What are the points of inflection, if any, of #f(x)=e^2x - e^x #?

1 Answer
Sep 28, 2017

There are no points of inflection.

Explanation:

To find points of inflection, you must first find critical points of the second derivative #(d^2y)/(dx^2)# (hereafter referred to as #y''# for convenience. These points are #x# values for which #y''(x)# has a value of 0, or is undefined. You then must examine the concavity of the function "around" those points to determine if the concavity changes "at" those points.

Begin by finding the first derivative #dy/dx# (referred to as #y'#) using basic derivative rules. (Note: Despite it's appearance, #e^2# is a constant value and #bb("not")# a function.)

#y' = e^2 - e^x#

(This is because #e^2x# behaves like #Cx# for differentiation.)
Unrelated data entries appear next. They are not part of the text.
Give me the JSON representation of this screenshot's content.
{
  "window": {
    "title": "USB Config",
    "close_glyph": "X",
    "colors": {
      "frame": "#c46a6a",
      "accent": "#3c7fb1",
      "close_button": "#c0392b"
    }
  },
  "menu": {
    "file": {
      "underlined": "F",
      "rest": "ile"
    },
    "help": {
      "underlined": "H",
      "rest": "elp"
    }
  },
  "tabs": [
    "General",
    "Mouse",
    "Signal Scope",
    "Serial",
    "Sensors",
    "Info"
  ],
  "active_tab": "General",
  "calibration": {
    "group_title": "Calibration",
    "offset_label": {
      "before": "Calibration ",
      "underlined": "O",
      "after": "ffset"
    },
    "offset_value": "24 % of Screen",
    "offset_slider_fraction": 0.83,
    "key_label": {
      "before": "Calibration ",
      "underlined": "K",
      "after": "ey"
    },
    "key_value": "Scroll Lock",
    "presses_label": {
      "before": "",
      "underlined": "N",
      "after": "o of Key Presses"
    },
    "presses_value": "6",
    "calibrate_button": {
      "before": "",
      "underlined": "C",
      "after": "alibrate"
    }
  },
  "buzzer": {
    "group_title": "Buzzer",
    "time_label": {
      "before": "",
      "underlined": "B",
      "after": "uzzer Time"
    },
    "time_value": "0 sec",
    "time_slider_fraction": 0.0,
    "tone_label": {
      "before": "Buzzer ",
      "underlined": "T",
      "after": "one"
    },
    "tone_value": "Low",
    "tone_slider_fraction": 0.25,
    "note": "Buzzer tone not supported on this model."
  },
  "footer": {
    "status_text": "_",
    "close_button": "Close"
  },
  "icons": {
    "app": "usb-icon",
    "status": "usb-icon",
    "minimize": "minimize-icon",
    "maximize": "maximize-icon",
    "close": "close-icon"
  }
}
Next, the 2nd derivative #y''#:

#y'' = -e^x#

(The #e^2# term is a constant.)

The function #-e^x# is a "well-behaved" function that has no points where it is undefined. Thus, the only critical points for #y''# would come when #-e^x = 0#. However, there is no real number solution for this equation.

Since there are no critical points for the second derivative, and since #y'' < 0# for all #x#, there are no points of inflection.

graph{(e^2)x - e^x [-32.47, 32.48, -16.22, 16.26]}